Le système suisse de santé est considéré comme l’un des meilleurs du monde. Mais il est aussi très coûteux: de plus en plus de personnes n'arrivent plus à payer leurs primes d’assurance-maladie.

La Suisse arrive au deuxième rang de l’Indice européen des consommateurs de soins de santé 2016Lien externe, un classement basé sur des indicateurs globaux et englobant 35 pays. Devancé uniquement par celui des Pays-Bas, le système suisse y est qualifié d’«excellent mais cher». À cet égard, les primes encaissées par les caisses-maladie, qui sont des institutions privées, sont devenues la deuxième cause d’endettement en Suisse après les impôts. Et elles continuent d’augmenter chaque année.

«Je me suis retrouvé en difficulté quand j’ai perdu l’un de mes boulots à temps partiel. Tout à coup, les primes d’assurance maladie représentaient 20% de mon maigre salaire», dit François (prénom modifié), un célibataire suisse de 44 ans qui vit à Lausanne et dispose d’une formation universitaire. «Notre système basé sur la solidarité a été perverti.

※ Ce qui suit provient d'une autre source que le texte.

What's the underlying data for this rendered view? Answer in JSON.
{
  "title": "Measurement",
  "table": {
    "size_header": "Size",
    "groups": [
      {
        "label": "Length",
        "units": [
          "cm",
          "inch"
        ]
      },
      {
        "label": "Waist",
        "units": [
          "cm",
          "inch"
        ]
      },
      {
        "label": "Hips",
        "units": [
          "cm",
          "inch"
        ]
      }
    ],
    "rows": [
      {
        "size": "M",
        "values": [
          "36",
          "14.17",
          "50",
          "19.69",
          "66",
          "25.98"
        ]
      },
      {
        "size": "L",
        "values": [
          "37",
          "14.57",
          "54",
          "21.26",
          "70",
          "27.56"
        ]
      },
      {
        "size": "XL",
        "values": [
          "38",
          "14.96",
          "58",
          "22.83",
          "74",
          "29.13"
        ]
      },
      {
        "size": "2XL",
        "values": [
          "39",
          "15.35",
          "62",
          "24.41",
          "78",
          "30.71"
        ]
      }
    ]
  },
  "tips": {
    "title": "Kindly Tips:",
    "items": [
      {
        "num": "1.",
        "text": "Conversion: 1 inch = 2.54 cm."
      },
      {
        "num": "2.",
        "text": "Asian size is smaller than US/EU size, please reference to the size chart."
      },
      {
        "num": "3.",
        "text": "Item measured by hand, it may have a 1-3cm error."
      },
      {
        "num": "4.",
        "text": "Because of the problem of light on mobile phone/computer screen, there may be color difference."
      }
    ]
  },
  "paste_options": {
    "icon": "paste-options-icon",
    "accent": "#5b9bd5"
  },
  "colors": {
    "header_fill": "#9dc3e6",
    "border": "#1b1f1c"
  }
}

Il ne profite plus aux usagers, mais aux assureurs privés et aux laboratoires pharmaceutiques. Ils font ce qu’ils veulent sur notre dos.»

Géraldine Michaud et Corinne Feusier sont assistantes sociales au Centre Social Protestant (CSP) de Lausanne où elles prodiguent conseils et aide aux personnes en difficultés. Elles ont indiqué à swissinfo.ch qu’elles sont «sans cesse» confrontées à ce genre de problèmes. «En 2015, nous avons constaté que dans 57% des cas suivis par nos services les gens avaient des dettes auprès de leur caisse-maladie», dit Géraldine Michaud.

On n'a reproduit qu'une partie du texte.